The English title of Amelie van Elmbt’s film exploring the complexities of fatherhood is expertly entwined with the story placed in the centre of the film’s narrative. The children’s tale the film is named after teaches that two very different people can not only love one another other but can also help each other overcome their fears.
Set across two days in Belgium, Antoine (Thomas Blanchard), architect Camille (Judith Chemla) and five-year-old Elsa’s (Lina Doillon) lives are disrupted when Antoine appears unexpectedly at Camille’s door. Stuck in a difficult position, placed between career and single motherhood, Camille leaves Antoine, the hitherto absent father, to look after her daughter as she rushes to the airport.

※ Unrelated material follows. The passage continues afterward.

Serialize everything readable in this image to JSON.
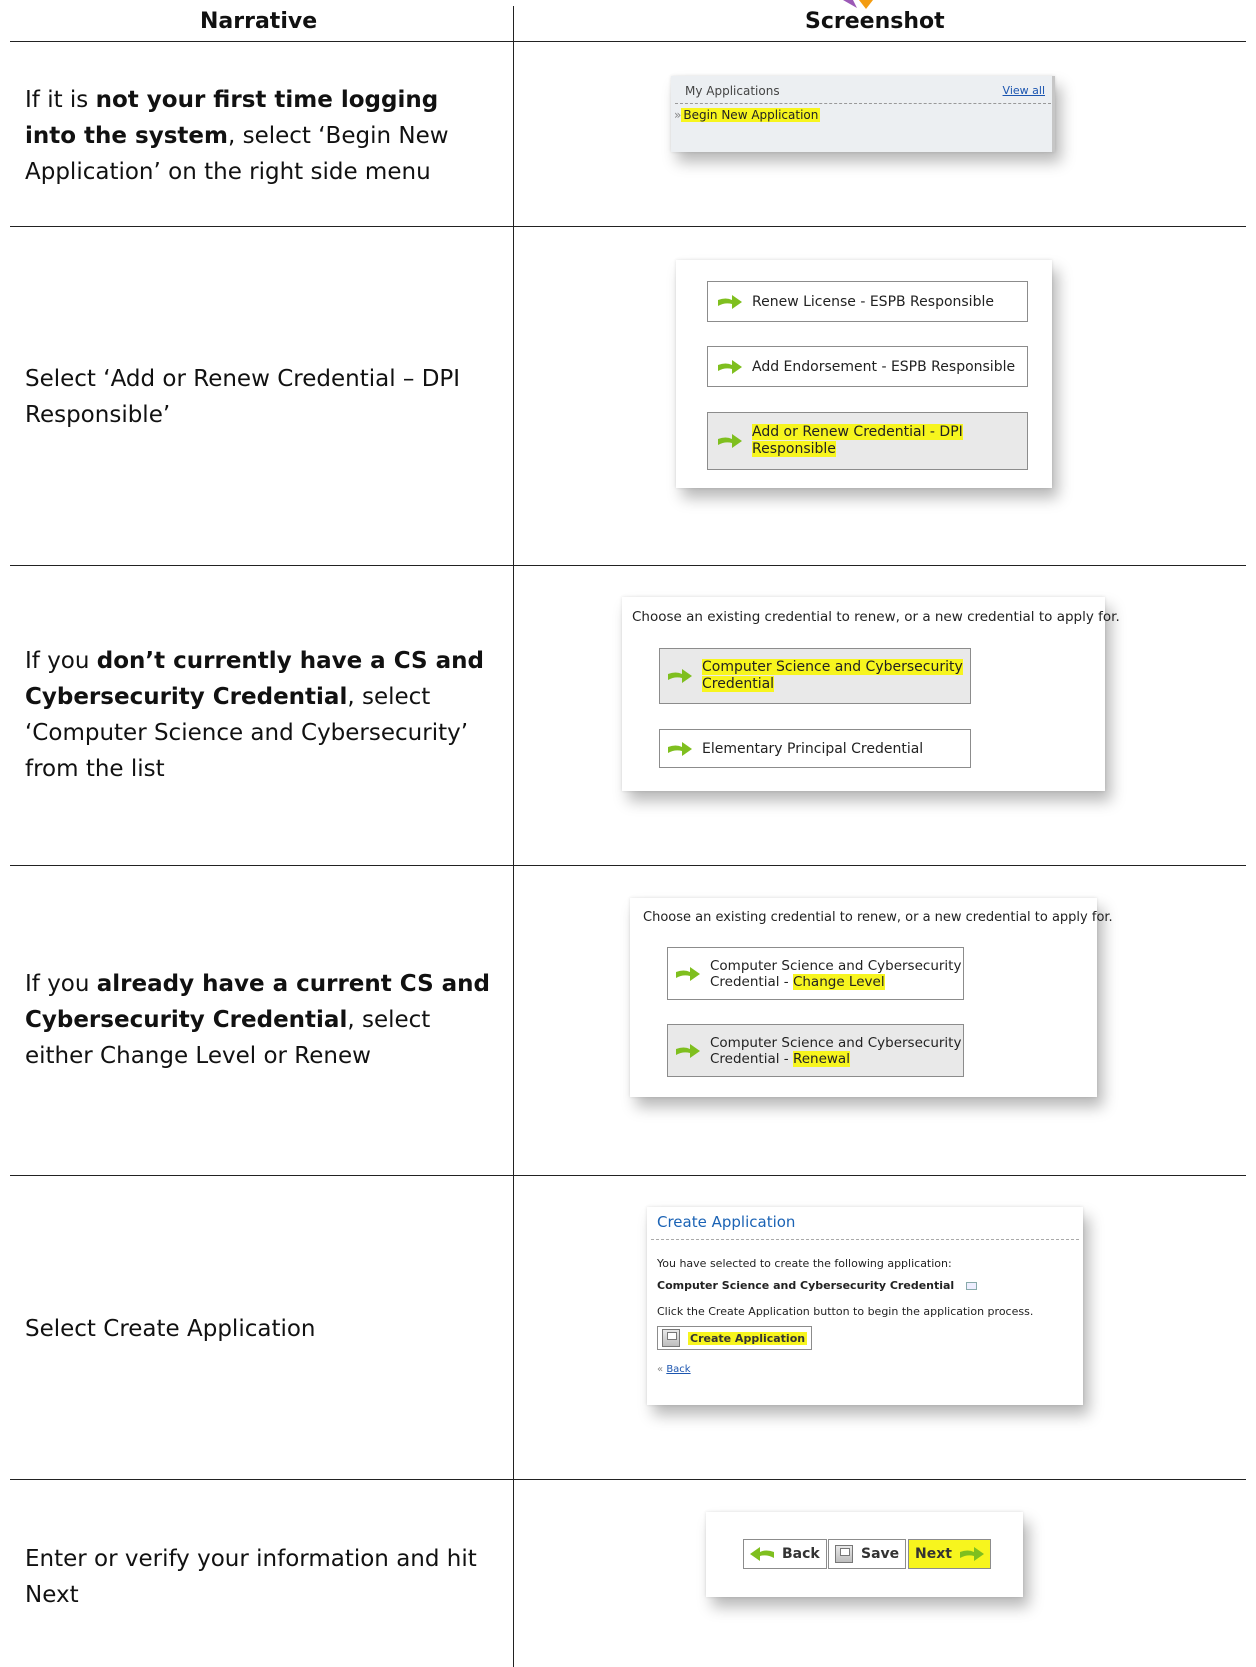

The film transcends the domesticity of typical family drama films, and provides a sensitive exploration into non-normative father/daughter relationships. The film evokes a strong sense of pure childish fascination, with van Elmbt’s own young daughter, Lina Doillon, portraying the central role.

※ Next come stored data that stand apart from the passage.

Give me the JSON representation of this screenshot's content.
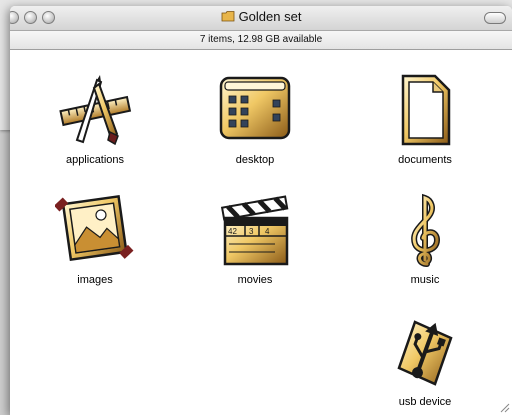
{
  "window": {
    "title": "Golden set",
    "status": "7 items, 12.98 GB available"
  },
  "items": [
    {
      "label": "applications",
      "icon": "applications-icon"
    },
    {
      "label": "desktop",
      "icon": "desktop-icon"
    },
    {
      "label": "documents",
      "icon": "documents-icon"
    },
    {
      "label": "images",
      "icon": "images-icon"
    },
    {
      "label": "movies",
      "icon": "movies-icon"
    },
    {
      "label": "music",
      "icon": "music-icon"
    },
    {
      "label": "usb device",
      "icon": "usb-device-icon"
    }
  ],
  "movie_clapper": {
    "scene": "42",
    "take": "3",
    "roll": "4"
  },
  "colors": {
    "gold_light": "#f3d98a",
    "gold_dark": "#8a5a17",
    "outline": "#1a1a1a"
  }
}
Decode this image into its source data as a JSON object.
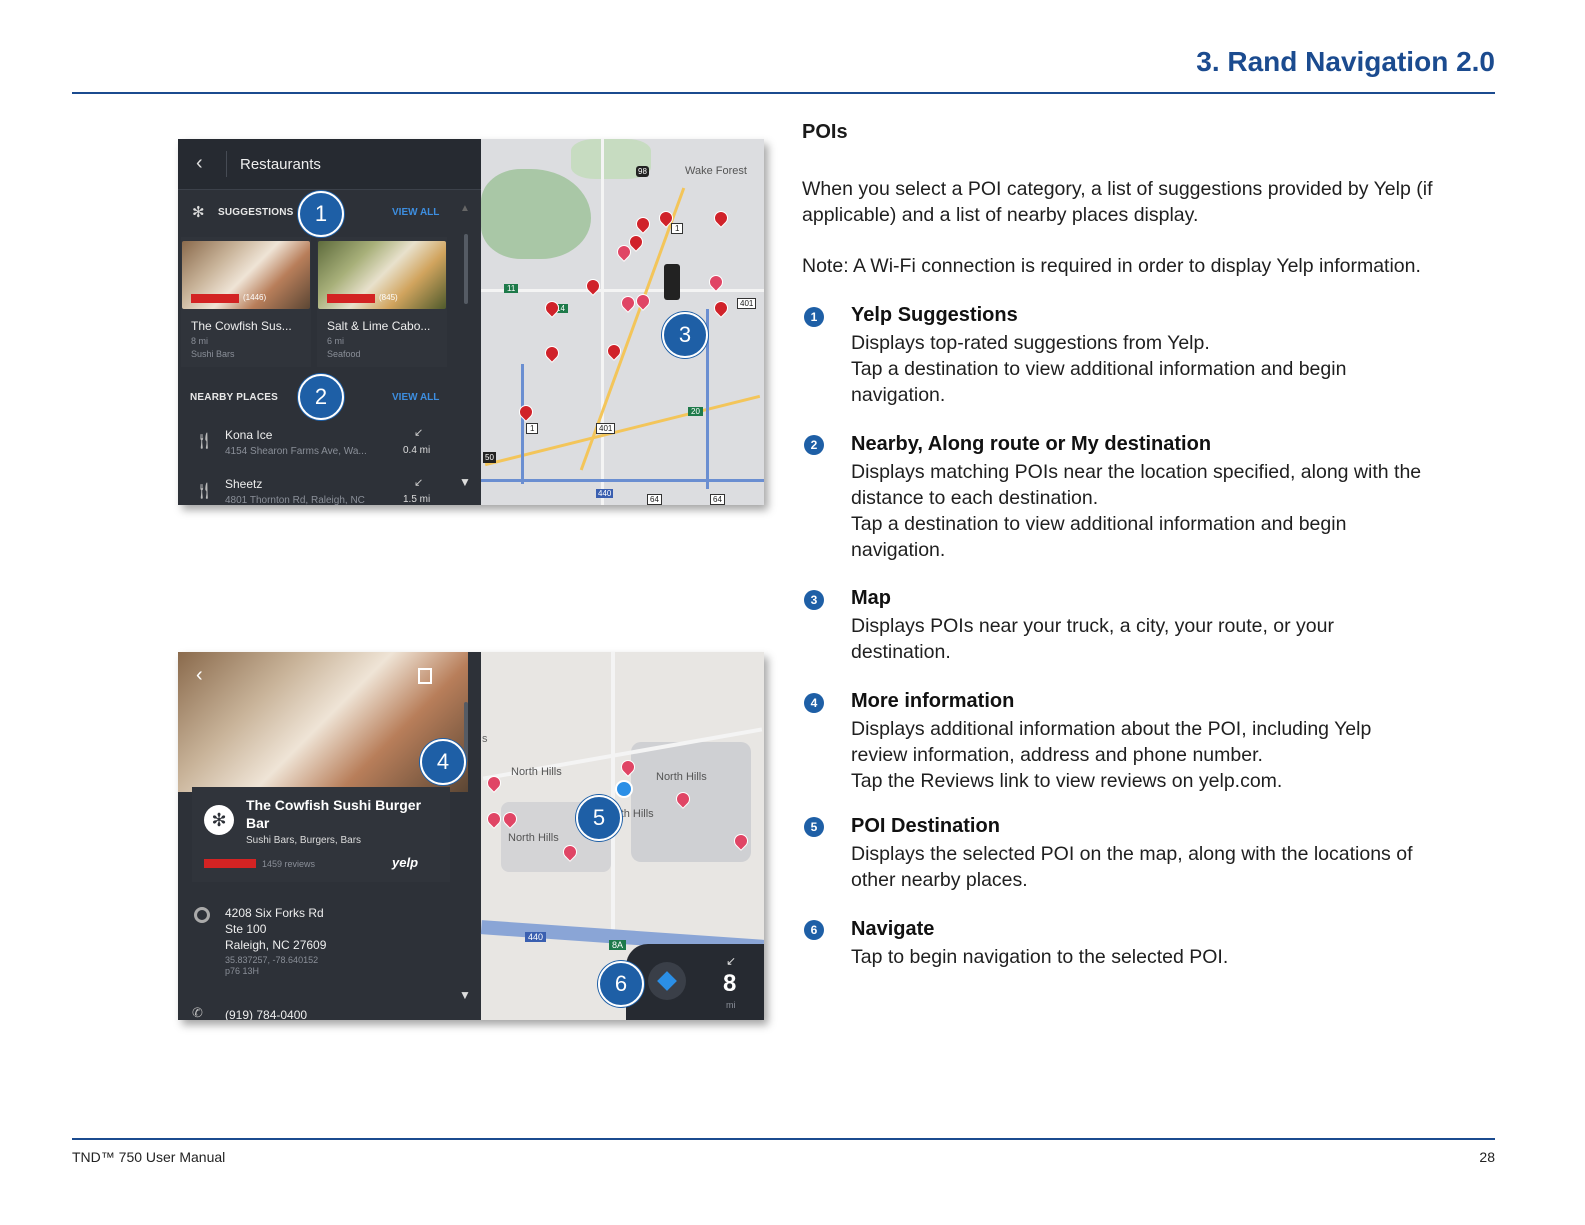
{
  "header": {
    "section_title": "3. Rand Navigation 2.0"
  },
  "footer": {
    "manual": "TND™ 750 User Manual",
    "page": "28"
  },
  "screen1": {
    "header_title": "Restaurants",
    "suggestions_label": "SUGGESTIONS",
    "view_all_1": "VIEW ALL",
    "nearby_label": "NEARBY PLACES",
    "view_all_2": "VIEW ALL",
    "cards": [
      {
        "reviews": "(1446)",
        "name": "The Cowfish Sus...",
        "distance": "8 mi",
        "category": "Sushi Bars"
      },
      {
        "reviews": "(845)",
        "name": "Salt & Lime Cabo...",
        "distance": "6 mi",
        "category": "Seafood"
      }
    ],
    "nearby": [
      {
        "name": "Kona Ice",
        "address": "4154 Shearon Farms Ave, Wa...",
        "distance": "0.4 mi"
      },
      {
        "name": "Sheetz",
        "address": "4801 Thornton Rd, Raleigh, NC",
        "distance": "1.5 mi"
      }
    ],
    "map_labels": {
      "town": "Wake Forest",
      "r98": "98",
      "r1a": "1",
      "r11": "11",
      "r14": "14",
      "r401a": "401",
      "r401b": "401",
      "r1b": "1",
      "r20": "20",
      "r50": "50",
      "r440": "440",
      "r64a": "64",
      "r64b": "64"
    }
  },
  "screen2": {
    "poi_name_line1": "The Cowfish Sushi Burger",
    "poi_name_line2": "Bar",
    "poi_categories": "Sushi Bars, Burgers, Bars",
    "reviews": "1459 reviews",
    "yelp": "yelp",
    "address_1": "4208 Six Forks Rd",
    "address_2": "Ste 100",
    "address_3": "Raleigh, NC 27609",
    "coords": "35.837257, -78.640152",
    "plus_code": "p76 13H",
    "phone": "(919) 784-0400",
    "map_labels": {
      "nh1": "North Hills",
      "nh2": "North Hills",
      "nh3": "rth Hills",
      "nh4": "North Hills",
      "hwy440": "440",
      "exit": "8A",
      "s": "s"
    },
    "nav_distance": "8",
    "nav_unit": "mi"
  },
  "callouts": [
    "1",
    "2",
    "3",
    "4",
    "5",
    "6"
  ],
  "content": {
    "heading": "POIs",
    "intro_1": "When you select a POI category, a list of suggestions provided by Yelp (if",
    "intro_2": "applicable) and a list of nearby places display.",
    "note": "Note: A Wi-Fi connection is required in order to display Yelp information.",
    "items": [
      {
        "num": "1",
        "title": "Yelp Suggestions",
        "lines": [
          "Displays top-rated suggestions from Yelp.",
          "Tap a destination to view additional information and begin",
          "navigation."
        ]
      },
      {
        "num": "2",
        "title": "Nearby, Along route or My destination",
        "lines": [
          "Displays matching POIs near the location specified, along with the",
          "distance to each destination.",
          "Tap a destination to view additional information and begin",
          "navigation."
        ]
      },
      {
        "num": "3",
        "title": "Map",
        "lines": [
          "Displays POIs near your truck, a city, your route, or your",
          "destination."
        ]
      },
      {
        "num": "4",
        "title": "More information",
        "lines": [
          "Displays additional information about the POI, including Yelp",
          "review information, address and phone number.",
          "Tap the Reviews link to view reviews on yelp.com."
        ]
      },
      {
        "num": "5",
        "title": "POI Destination",
        "lines": [
          "Displays the selected POI on the map, along with the locations of",
          "other nearby places."
        ]
      },
      {
        "num": "6",
        "title": "Navigate",
        "lines": [
          "Tap to begin navigation to the selected POI."
        ]
      }
    ]
  }
}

Doillon is a real stand-out element of the film. Her performance is sensitive and pure; often amusing and occasionally irritating – an authentic portrayal of the reality of life with a five-year-old child. It is hard to imagine that a lot of this film was scripted; it feels as though improvised scenes between child and adult are what give this film its warmth. During one particularly moving scene, Elsa asks Antoine if his own father is dead. When he tells her that he is, she accepts this with the authentic and pure response of, “That is sad”. The ease with which she initiates and then navigates the conversation would make most adults envious.
There is a multitude of adult difficulties which threaten to interrupt Elsa’s innocence, such as her parent’s damaged relationship, or her grandmother’s residency in a home. These darker narrative points are never fully embraced. Instead, the film opts to explore childhood experiences and emotions. While this does run the risk of becoming clichéd, the film finds a balance between showing us the transformative power of parent/child relationships and emphasising that they are not without fault.

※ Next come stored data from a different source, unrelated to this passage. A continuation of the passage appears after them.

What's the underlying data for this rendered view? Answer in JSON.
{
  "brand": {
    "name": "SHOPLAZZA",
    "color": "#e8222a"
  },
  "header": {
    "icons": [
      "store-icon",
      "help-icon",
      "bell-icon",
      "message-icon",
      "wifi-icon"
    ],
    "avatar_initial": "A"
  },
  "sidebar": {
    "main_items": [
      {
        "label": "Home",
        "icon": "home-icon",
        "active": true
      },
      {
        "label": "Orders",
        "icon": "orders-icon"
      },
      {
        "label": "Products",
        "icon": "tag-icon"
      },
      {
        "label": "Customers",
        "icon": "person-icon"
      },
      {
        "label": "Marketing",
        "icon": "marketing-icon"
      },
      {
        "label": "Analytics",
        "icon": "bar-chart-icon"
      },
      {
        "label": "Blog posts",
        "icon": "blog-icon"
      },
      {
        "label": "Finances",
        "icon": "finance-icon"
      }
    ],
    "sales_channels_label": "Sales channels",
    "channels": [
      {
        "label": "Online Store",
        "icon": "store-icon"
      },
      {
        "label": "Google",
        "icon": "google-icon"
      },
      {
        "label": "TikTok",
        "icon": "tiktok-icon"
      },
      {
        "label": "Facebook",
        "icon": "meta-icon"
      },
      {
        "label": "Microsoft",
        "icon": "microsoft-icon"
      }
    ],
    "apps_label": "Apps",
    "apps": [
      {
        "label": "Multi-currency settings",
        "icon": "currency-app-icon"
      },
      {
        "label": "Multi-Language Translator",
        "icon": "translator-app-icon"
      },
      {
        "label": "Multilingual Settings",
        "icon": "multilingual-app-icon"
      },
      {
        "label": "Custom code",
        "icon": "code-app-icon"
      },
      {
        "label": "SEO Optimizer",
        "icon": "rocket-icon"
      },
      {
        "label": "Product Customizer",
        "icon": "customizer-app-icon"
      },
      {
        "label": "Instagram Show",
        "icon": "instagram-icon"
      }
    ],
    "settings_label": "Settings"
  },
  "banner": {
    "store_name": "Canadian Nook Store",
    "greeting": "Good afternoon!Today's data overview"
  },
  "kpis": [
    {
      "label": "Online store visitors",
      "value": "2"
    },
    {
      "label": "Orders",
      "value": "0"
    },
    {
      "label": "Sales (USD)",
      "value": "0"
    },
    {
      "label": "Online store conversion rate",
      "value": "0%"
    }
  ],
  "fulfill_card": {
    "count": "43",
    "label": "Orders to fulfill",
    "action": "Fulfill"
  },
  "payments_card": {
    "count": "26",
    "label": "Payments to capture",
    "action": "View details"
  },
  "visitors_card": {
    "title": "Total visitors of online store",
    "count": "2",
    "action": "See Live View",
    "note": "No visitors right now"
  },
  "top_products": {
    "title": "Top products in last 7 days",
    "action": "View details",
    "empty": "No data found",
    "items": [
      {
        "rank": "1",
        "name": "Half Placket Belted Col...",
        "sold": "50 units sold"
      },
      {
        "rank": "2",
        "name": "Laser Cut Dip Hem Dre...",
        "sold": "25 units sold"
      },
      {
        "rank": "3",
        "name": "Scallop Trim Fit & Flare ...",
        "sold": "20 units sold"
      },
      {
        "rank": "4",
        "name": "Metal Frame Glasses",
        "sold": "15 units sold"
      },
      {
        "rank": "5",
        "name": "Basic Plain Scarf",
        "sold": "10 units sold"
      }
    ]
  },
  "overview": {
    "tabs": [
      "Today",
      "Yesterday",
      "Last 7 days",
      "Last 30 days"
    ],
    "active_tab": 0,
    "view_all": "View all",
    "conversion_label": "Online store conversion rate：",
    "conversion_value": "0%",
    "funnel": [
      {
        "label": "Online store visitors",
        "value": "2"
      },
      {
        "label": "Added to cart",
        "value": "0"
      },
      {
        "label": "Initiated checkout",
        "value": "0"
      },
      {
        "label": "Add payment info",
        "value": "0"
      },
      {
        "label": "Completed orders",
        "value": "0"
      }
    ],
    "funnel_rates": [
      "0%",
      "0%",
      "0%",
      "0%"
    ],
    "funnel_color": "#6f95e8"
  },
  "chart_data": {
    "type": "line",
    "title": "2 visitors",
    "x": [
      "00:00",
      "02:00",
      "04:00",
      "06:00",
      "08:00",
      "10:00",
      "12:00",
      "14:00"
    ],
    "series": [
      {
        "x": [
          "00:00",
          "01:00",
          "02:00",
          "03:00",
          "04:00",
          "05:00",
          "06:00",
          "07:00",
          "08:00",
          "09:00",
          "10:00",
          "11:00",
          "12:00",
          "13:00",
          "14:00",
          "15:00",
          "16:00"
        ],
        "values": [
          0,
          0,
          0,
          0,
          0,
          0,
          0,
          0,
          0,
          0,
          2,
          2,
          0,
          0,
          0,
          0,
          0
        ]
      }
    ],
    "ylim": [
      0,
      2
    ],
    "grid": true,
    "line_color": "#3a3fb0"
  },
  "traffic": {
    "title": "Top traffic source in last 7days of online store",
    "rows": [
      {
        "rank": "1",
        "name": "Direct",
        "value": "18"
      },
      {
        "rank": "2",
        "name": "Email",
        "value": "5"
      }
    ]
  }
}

Although it could be frustrating that the narrative never fully explores the details of the past, that is not what the film is about. Mirroring the fable Antoine reads to Elsa on her request, the film is about acceptance: for someone else and for yourself. Antoine represents the Elephant, who eventually leaves his small and confining space, while Elsa is the butterfly whose unexpected support helps him overcome any trepidations.
Ultimately the film finds its best successes when exploring childhood emotion. In Elsa and Antoine’s relationship the film awakens nostalgia for a childlike freedom of expression. Antoine’s initial difficulty in expressing himself, well noted in the use of silence in earlier scenes, is broken down when he can again experience the unadulterated joys of childhood, such as riding a bicycle down a beach promenade.
THE ELEPHANT AND THE BUTTERFLY screens again at Glasgow Film Festival on February 26th.